Sunday, February 28, 2010

The Berkeley Plantation

In his book Architecture in the United States, Dell Upton proposes there are two themes in American architecture: The classical, which is “regular, ordered, modular, symmetrical, balanced,” and the picturesque, which is “less obviously ordered, asymmetrical, less obviously unified, often accretive.” Upton’s views echo those of E. K. Rossiter and F. A. Wright, who wrote in their 19th century guide to house painting “There are strictly speaking but two great styles of architecture, the underlying principals of which are based upon construction. One is the classical style, based upon the lintel as its chief constructive feature, and the other the medieval Gothic in which the arch is used to span openings.” Several of my posts have focused on the picturesque (see my posts below on the Cummings house and the LeDuc). In this post I will venture far from the frozen tundra of my native Minnesota and examine a wonderful example of the Neo-Classical Georgian style in tidewater Virginia.

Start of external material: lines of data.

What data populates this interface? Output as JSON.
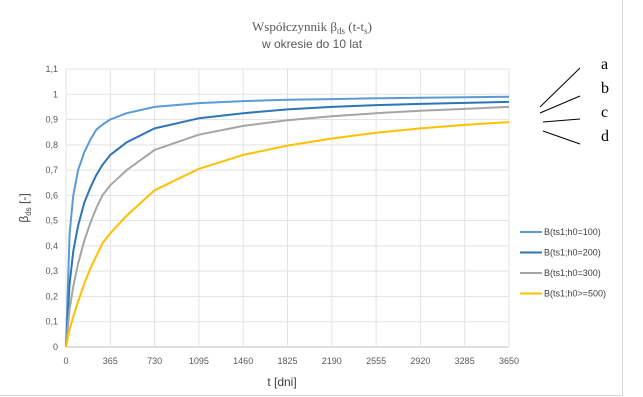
{
  "chart_data": {
    "type": "line",
    "title_main": "Współczynnik β",
    "title_sub_ds": "ds",
    "title_suffix": " (t-t",
    "title_sub_s": "s",
    "title_end": ")",
    "subtitle": "w okresie do 10 lat",
    "xlabel": "t [dni]",
    "ylabel_beta": "β",
    "ylabel_sub": "ds",
    "ylabel_unit": " [-]",
    "xlim": [
      0,
      3650
    ],
    "ylim": [
      0,
      1.1
    ],
    "x_ticks": [
      "0",
      "365",
      "730",
      "1095",
      "1460",
      "1825",
      "2190",
      "2555",
      "2920",
      "3285",
      "3650"
    ],
    "y_ticks": [
      "0",
      "0,1",
      "0,2",
      "0,3",
      "0,4",
      "0,5",
      "0,6",
      "0,7",
      "0,8",
      "0,9",
      "1",
      "1,1"
    ],
    "x": [
      0,
      30,
      60,
      100,
      150,
      200,
      250,
      300,
      365,
      500,
      730,
      1095,
      1460,
      1825,
      2190,
      2555,
      2920,
      3285,
      3650
    ],
    "series": [
      {
        "name": "B(ts1;h0=100)",
        "color": "#5b9bd5",
        "values": [
          0,
          0.45,
          0.6,
          0.7,
          0.77,
          0.82,
          0.86,
          0.88,
          0.9,
          0.925,
          0.95,
          0.965,
          0.973,
          0.978,
          0.981,
          0.984,
          0.986,
          0.988,
          0.99
        ]
      },
      {
        "name": "B(ts1;h0=200)",
        "color": "#2e75b6",
        "values": [
          0,
          0.25,
          0.38,
          0.48,
          0.57,
          0.63,
          0.68,
          0.72,
          0.76,
          0.81,
          0.865,
          0.905,
          0.925,
          0.94,
          0.95,
          0.957,
          0.962,
          0.966,
          0.97
        ]
      },
      {
        "name": "B(ts1;h0=300)",
        "color": "#a5a5a5",
        "values": [
          0,
          0.15,
          0.24,
          0.33,
          0.42,
          0.49,
          0.55,
          0.6,
          0.64,
          0.7,
          0.78,
          0.84,
          0.875,
          0.897,
          0.913,
          0.925,
          0.935,
          0.942,
          0.95
        ]
      },
      {
        "name": "B(ts1;h0>=500)",
        "color": "#ffc000",
        "values": [
          0,
          0.07,
          0.12,
          0.18,
          0.25,
          0.31,
          0.36,
          0.41,
          0.45,
          0.52,
          0.62,
          0.705,
          0.76,
          0.797,
          0.825,
          0.848,
          0.865,
          0.879,
          0.89
        ]
      }
    ],
    "grid": true,
    "legend_position": "right"
  },
  "annotations": {
    "labels": [
      "a",
      "b",
      "c",
      "d"
    ]
  }
}
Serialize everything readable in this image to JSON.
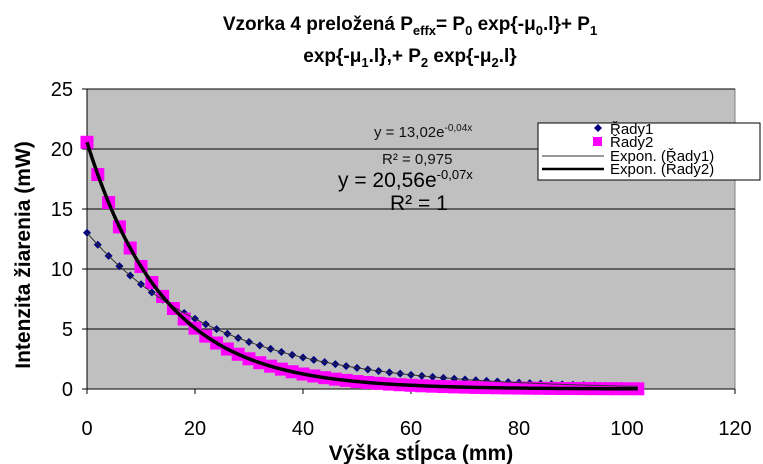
{
  "chart_data": {
    "type": "scatter",
    "title_parts": {
      "l1_a": "Vzorka 4 preložená P",
      "l1_sub_eff": "effx",
      "l1_b": "= P",
      "l1_sub_0a": "0",
      "l1_c": " exp{-μ",
      "l1_sub_0b": "0",
      "l1_d": ".l}+ P",
      "l1_sub_1a": "1",
      "l2_a": "exp{-μ",
      "l2_sub_1": "1",
      "l2_b": ".l},+ P",
      "l2_sub_2a": "2",
      "l2_c": " exp{-μ",
      "l2_sub_2b": "2",
      "l2_d": ".l}"
    },
    "xlabel": "Výška stĺpca (mm)",
    "ylabel": "Intenzita žiarenia (mW)",
    "xlim": [
      0,
      120
    ],
    "ylim": [
      0,
      25
    ],
    "x_ticks": [
      "0",
      "20",
      "40",
      "60",
      "80",
      "100",
      "120"
    ],
    "y_ticks": [
      "0",
      "5",
      "10",
      "15",
      "20",
      "25"
    ],
    "grid": "horizontal",
    "legend_position": "top-right",
    "series": [
      {
        "name": "Řady1",
        "marker": "diamond",
        "color": "#000080",
        "fit": {
          "type": "exponential",
          "a": 13.02,
          "b": -0.04
        },
        "x_range": [
          0,
          102
        ],
        "step": 2
      },
      {
        "name": "Řady2",
        "marker": "square",
        "color": "#ff00ff",
        "fit": {
          "type": "exponential",
          "a": 20.56,
          "b": -0.07
        },
        "x_range": [
          0,
          102
        ],
        "step": 2
      }
    ],
    "trendlines": [
      {
        "name": "Expon. (Řady1)",
        "color": "#303030",
        "weight": "thin"
      },
      {
        "name": "Expon. (Řady2)",
        "color": "#000000",
        "weight": "thick"
      }
    ],
    "annotations": {
      "eq1_main": "y = 13,02e",
      "eq1_exp": "-0,04x",
      "eq1_r2": "R² = 0,975",
      "eq2_main": "y = 20,56e",
      "eq2_exp": "-0,07x",
      "eq2_r2": "R² = 1"
    },
    "colors": {
      "plot_background": "#c0c0c0",
      "grid": "#000000"
    }
  }
}
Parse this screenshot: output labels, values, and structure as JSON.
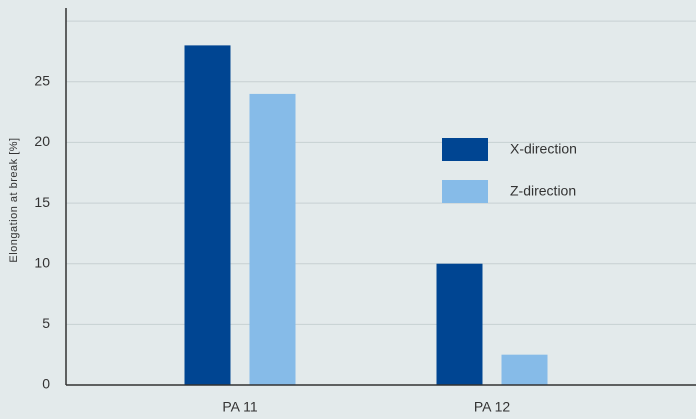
{
  "chart_data": {
    "type": "bar",
    "y_label": "Elongation at break [%]",
    "categories": [
      "PA 11",
      "PA 12"
    ],
    "series": [
      {
        "name": "X-direction",
        "color": "#004592",
        "values": [
          28,
          10
        ]
      },
      {
        "name": "Z-direction",
        "color": "#86bbe8",
        "values": [
          24,
          2.5
        ]
      }
    ],
    "ylim": [
      0,
      31
    ],
    "yticks": [
      0,
      5,
      10,
      15,
      20,
      25
    ],
    "ygrid": [
      5,
      10,
      15,
      20,
      25,
      30
    ],
    "grid": true
  }
}
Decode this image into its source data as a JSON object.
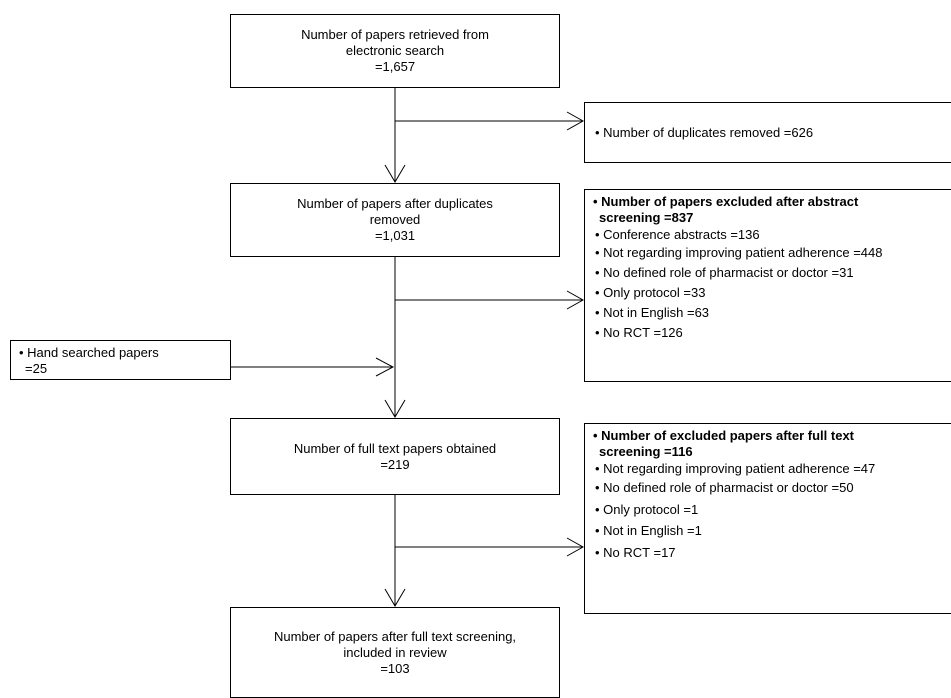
{
  "flow": {
    "retrieved": {
      "line1": "Number of papers retrieved from",
      "line2": "electronic search",
      "count": "=1,657"
    },
    "duplicates": {
      "text": "• Number of duplicates removed =626"
    },
    "after_duplicates": {
      "line1": "Number of papers after duplicates",
      "line2": "removed",
      "count": "=1,031"
    },
    "abstract_exclusion": {
      "heading_line1": "• Number of papers excluded after abstract",
      "heading_line2": "screening =837",
      "items": [
        "• Conference abstracts =136",
        "• Not regarding improving patient adherence =448",
        "• No defined role of pharmacist or doctor =31",
        "• Only protocol =33",
        "• Not in English =63",
        "• No RCT =126"
      ]
    },
    "hand_searched": {
      "line1": "• Hand searched papers",
      "line2": "=25"
    },
    "full_text": {
      "line1": "Number of full text papers obtained",
      "count": "=219"
    },
    "full_text_exclusion": {
      "heading_line1": "• Number of excluded papers after full text",
      "heading_line2": "screening =116",
      "items": [
        "• Not regarding improving patient adherence =47",
        "• No defined role of pharmacist or doctor =50",
        "• Only protocol =1",
        "• Not in English =1",
        "• No RCT =17"
      ]
    },
    "included": {
      "line1": "Number of papers after full text screening,",
      "line2": "included in review",
      "count": "=103"
    }
  }
}
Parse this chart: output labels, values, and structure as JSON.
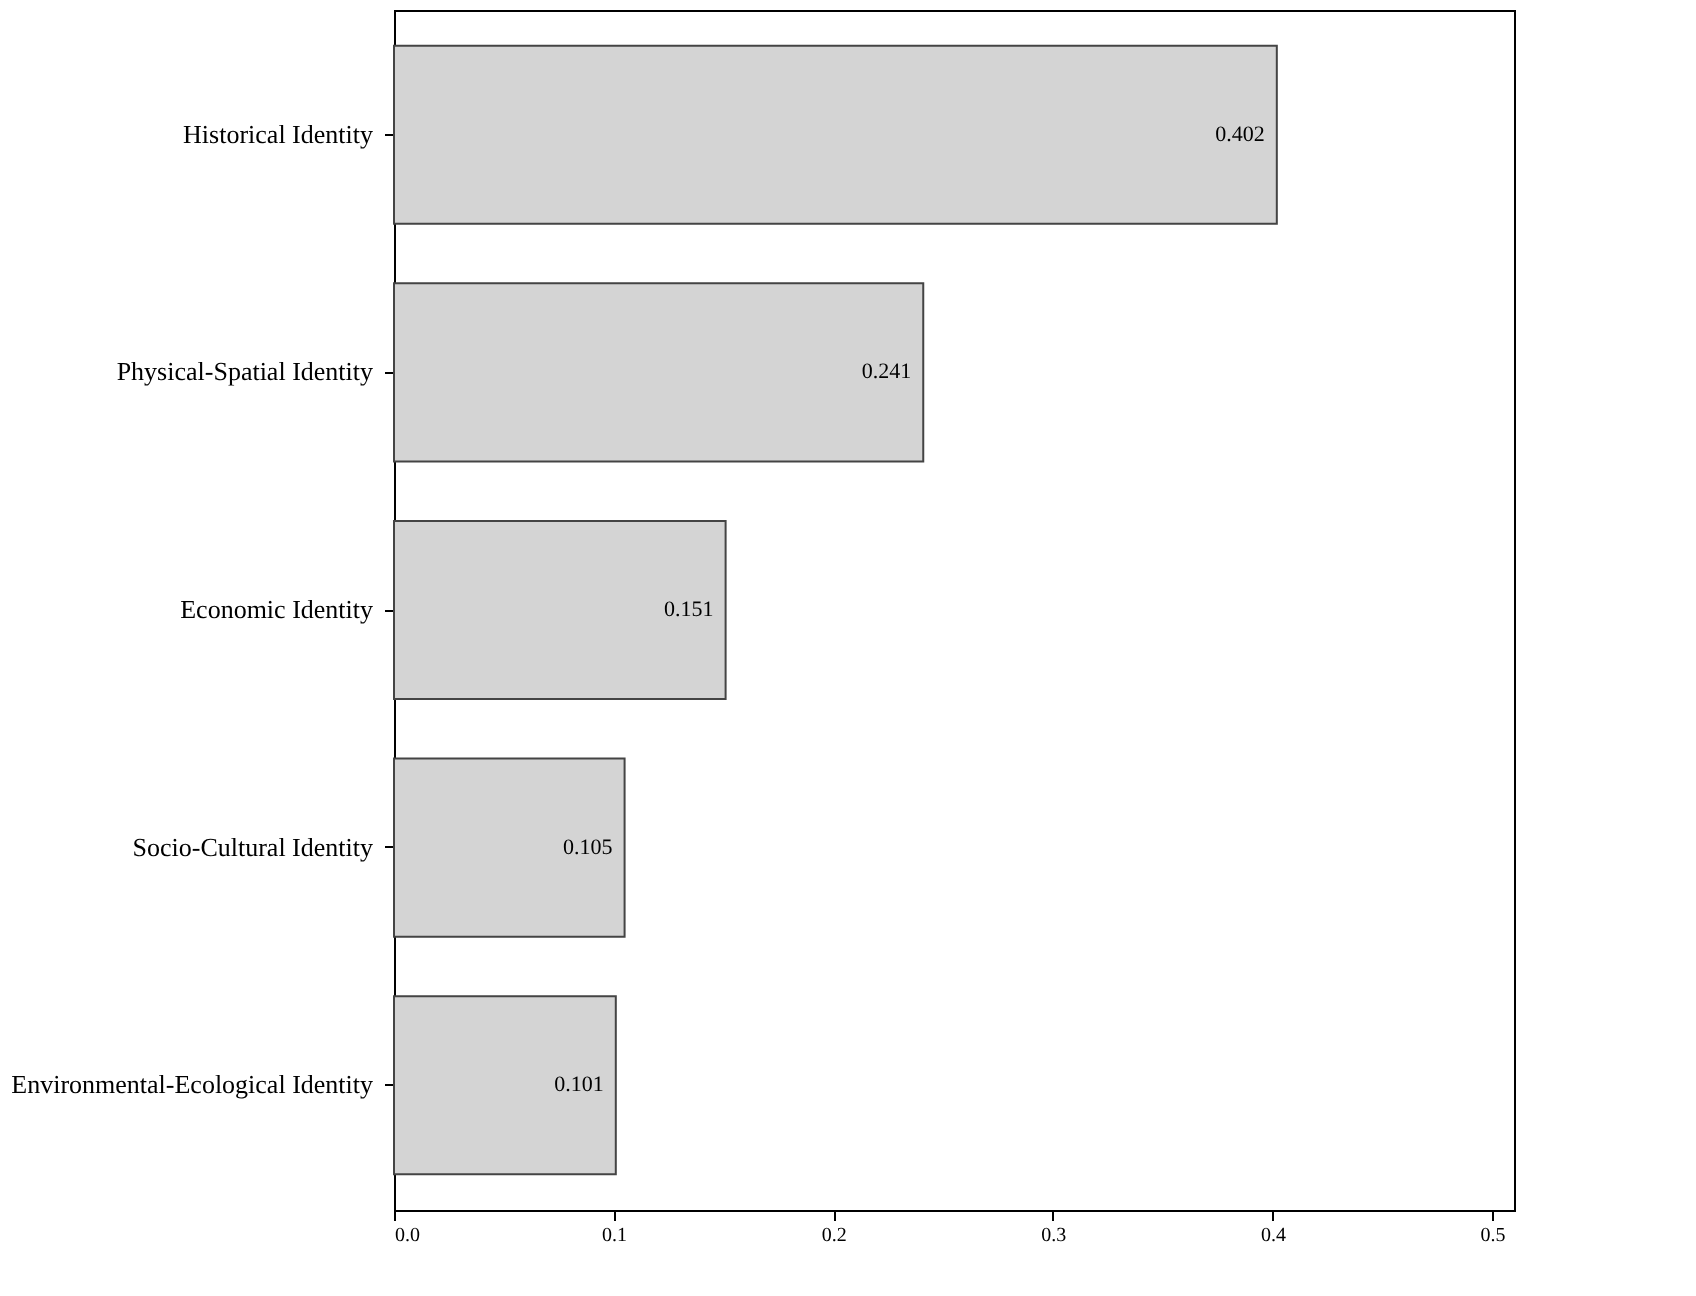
{
  "chart_data": {
    "type": "bar",
    "orientation": "horizontal",
    "categories": [
      "Historical Identity",
      "Physical-Spatial Identity",
      "Economic Identity",
      "Socio-Cultural Identity",
      "Environmental-Ecological Identity"
    ],
    "values": [
      0.402,
      0.241,
      0.151,
      0.105,
      0.101
    ],
    "color": "#d4d4d4",
    "xlim": [
      0,
      0.51
    ],
    "xticks": [
      {
        "value": 0,
        "label": "0.0"
      },
      0.1,
      0.2,
      0.3,
      0.4,
      0.5
    ],
    "data_labels": true,
    "grid": false
  }
}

During the 17th and 18th centuries younger sons of English peers and less prominent gentry families found it increasingly difficult to establish themselves financially and socially. Primogeniture favored the oldest sons, who were able to inherit titles and estates, leaving second and third sons with little aside from land grants in the American Colonies. Many royalists also felt threatened during the English Civil War and Interregnum, leading some to emigrate to the colonies where they sought to create a new, landed aristocracy in the wilderness.

An early example of this aristocratic migration to the New World is Berkeley Plantation. Berkeley was founded in 1619 on the north bank of the James River about 20 miles upstream from Jamestown, the first permanent, English settlement in colonial America. The estate was acquired by Benjamin Harrison III in 1691 and this mansion built in 1726 by Benjamin Harrison IV. Later inhabitants of the estate included Benjamin Harrison V, a governor of Virginia and signer of the Declaration of Independence, and William Henry Harrison and Benjamin Harrison, both of whom would become president.

Constructed with bricks fired on the plantation, the building was designed in the Georgian Style. The Georgian Style reflects its classical heritage, where symmetry and order are the rule. The front of the house is perfectly balanced and centers on a pedimented, 8-panel front door (sadly obscured by an ugly, steel storm door). The bricks are patterned in the Flemish bond, where courses are composed of alternating headers and stretchers. Brick was favored in the Middle Colonies and the Flemish bond was characteristic of Georgian style.

The cornice features heavy molding and dentils, which are more prominent than those found on the more refined Federal Style homes of the early 1800s. Try to ignore the ugly, aluminum storm window!

The gable end also shows the characteristic classical pediment with heavy, projecting molding and dentils. Also common on grand Georgian homes in the Middle Colonies are paired interior chimneys.

Berkeley Plantation is open daily for tours during the summer and is located at 12602 Harrison Landing Road, Charles City VA 23030, which is just off of Route 5 between Richmond and Williamsburg, VA.